How To Hold A Catfish

Smaller catfish are what you’ve got to watch for and be careful with, especially the really small ones. Once the fish reach about sixteen to eighteen inches the spines are much duller and the chance of being finned is greatly reduced.

Fish larger than two to three pounds are rarely a concern. Smaller catfish are a different story though and the smaller they are the more careful you have to be. Injuries from small catfish fins or spines usually occur during the release of the fish. You’re holding them, you remove the hook, and at some point, you go to release the fish into the water or put it in an ice chest and “BAM”, it happens, you get finned by the fish.

Even though catfish don’t sting, it can be uncomfortable, painful even when you get finned.

There are two approaches you handling smaller cats to keep from getting hurt.
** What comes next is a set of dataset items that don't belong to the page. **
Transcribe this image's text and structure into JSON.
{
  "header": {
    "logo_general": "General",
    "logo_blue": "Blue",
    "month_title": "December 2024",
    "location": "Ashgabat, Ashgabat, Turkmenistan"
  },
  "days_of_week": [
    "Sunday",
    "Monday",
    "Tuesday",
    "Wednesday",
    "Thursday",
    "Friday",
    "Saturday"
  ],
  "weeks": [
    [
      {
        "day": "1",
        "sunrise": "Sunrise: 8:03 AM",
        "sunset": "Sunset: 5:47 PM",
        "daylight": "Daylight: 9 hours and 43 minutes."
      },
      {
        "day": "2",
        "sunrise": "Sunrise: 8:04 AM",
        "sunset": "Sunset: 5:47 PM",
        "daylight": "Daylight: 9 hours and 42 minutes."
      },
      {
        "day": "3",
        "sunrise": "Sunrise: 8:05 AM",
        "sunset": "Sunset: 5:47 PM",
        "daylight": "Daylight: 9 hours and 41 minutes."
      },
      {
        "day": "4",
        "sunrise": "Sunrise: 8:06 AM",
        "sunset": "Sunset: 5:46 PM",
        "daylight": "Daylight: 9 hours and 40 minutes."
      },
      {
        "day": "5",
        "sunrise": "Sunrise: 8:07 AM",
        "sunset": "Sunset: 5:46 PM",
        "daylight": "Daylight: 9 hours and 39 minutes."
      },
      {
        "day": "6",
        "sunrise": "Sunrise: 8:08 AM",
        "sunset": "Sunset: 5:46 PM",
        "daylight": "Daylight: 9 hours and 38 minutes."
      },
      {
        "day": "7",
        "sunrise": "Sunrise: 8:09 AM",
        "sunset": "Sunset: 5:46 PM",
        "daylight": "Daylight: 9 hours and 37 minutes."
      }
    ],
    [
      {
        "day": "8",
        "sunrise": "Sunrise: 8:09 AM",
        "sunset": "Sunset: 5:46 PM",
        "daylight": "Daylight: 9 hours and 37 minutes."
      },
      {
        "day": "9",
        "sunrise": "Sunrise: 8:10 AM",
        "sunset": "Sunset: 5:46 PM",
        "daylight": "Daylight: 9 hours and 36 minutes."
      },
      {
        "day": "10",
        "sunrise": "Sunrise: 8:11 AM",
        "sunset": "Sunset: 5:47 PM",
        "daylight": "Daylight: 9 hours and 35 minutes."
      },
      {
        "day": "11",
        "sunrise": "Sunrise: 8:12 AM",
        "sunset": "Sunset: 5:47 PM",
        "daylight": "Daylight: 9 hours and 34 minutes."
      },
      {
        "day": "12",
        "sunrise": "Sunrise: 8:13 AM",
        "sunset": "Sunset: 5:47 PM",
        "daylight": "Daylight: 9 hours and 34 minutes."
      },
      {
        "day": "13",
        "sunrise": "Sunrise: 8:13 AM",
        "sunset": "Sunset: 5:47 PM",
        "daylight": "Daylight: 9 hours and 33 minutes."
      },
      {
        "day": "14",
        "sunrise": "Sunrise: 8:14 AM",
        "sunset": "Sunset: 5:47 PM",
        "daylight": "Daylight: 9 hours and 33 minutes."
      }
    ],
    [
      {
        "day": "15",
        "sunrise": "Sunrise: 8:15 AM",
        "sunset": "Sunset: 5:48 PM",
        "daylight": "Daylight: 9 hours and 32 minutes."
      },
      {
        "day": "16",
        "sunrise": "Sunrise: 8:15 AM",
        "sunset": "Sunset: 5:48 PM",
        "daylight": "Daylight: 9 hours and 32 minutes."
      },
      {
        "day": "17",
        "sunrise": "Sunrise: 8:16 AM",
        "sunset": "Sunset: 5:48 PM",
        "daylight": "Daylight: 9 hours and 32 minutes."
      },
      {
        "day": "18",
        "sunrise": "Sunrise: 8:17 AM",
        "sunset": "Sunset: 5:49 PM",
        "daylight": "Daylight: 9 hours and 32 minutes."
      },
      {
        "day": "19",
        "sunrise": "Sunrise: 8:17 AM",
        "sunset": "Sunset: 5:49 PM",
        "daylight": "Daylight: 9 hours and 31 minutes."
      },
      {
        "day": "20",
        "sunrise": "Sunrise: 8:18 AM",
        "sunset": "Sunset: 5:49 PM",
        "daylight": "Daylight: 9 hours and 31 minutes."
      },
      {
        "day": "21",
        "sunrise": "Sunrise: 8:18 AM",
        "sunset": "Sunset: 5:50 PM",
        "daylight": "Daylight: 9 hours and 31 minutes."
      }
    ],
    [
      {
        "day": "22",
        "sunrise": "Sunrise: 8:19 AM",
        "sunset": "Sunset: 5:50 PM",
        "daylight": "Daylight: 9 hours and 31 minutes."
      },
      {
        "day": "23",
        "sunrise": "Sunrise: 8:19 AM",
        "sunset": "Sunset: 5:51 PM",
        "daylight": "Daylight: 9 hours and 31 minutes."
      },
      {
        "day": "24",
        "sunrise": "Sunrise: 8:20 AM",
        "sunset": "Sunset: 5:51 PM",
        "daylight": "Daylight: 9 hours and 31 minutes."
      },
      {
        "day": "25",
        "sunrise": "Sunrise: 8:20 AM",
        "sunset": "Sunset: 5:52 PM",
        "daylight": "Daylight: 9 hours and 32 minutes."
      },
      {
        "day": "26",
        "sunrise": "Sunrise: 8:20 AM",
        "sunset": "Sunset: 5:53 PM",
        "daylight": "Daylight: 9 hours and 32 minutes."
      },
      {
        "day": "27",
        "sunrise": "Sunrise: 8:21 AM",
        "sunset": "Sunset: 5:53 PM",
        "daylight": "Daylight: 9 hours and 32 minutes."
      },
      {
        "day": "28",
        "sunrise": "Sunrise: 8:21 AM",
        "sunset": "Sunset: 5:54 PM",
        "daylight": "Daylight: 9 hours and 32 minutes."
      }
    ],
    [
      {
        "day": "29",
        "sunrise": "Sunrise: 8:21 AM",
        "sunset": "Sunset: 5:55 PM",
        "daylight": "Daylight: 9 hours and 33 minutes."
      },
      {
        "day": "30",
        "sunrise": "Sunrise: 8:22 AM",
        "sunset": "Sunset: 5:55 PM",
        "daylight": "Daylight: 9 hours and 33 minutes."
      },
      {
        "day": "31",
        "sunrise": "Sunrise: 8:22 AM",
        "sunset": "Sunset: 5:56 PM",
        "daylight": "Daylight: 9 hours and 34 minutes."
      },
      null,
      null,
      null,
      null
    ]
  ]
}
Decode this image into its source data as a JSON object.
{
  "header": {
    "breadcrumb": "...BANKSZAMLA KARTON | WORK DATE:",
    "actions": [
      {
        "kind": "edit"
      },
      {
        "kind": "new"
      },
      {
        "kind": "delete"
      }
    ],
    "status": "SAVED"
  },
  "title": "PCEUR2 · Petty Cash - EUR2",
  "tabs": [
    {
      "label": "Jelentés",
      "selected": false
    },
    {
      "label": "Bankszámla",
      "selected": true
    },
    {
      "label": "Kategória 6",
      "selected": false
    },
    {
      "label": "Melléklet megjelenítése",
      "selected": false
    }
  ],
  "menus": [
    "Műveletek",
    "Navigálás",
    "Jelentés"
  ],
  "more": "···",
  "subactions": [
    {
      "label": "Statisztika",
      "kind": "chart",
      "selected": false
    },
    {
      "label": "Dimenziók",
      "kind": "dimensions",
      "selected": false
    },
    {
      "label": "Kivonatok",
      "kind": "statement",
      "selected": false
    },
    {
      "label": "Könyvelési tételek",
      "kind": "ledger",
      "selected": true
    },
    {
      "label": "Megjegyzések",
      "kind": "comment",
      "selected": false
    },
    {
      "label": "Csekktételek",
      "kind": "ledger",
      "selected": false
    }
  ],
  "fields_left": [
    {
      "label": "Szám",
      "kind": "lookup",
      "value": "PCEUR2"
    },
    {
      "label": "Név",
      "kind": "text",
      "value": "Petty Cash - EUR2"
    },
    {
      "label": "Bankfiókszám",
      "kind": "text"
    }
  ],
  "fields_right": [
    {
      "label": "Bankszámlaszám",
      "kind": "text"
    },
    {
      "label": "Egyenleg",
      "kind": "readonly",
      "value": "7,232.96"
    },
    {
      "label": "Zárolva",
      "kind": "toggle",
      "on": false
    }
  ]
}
  1. Small Cats – Holding the fish from the top is the preferred method. Place your hand directly behind the pectoral and dorsal spines. Put the area between your thumb and forefinger resting behind the dorsal spine. This is the preferred method of holding or handling any catfish that’s small enough for you to get your hand around and hold firmly. As the fish get larger (up to about two or three pounds), this approach becomes more difficult. Some anglers prefer to hold the catfish from the top, putting their hand in front of the dorsal fin and behind the pectoral fins.
  2. Medium Cats – Fish from one to two pounds up to about seven or eight pounds can usually be handled as outlined above (in front of the dorsal fin and behind the pectoral fins). They’re relatively easy to handle until they’re a size that you cannot easily get your hand around. The best bet for handling fish you can’t get your hand around is using a “lip grip” like the Berkley Big Game Lip Grip or the Team Catfish Lip Grips.
  3. Big Cats – Getting finned by big fish is rarely an issue. Scoop them up with a dip net and use lip grips to handle them during landing, photographs, and the live release (please practice catch and release of larger catfish). Be careful sticking your hand in the mouth of a big catfish, their mouths are much more dangerous than their fins!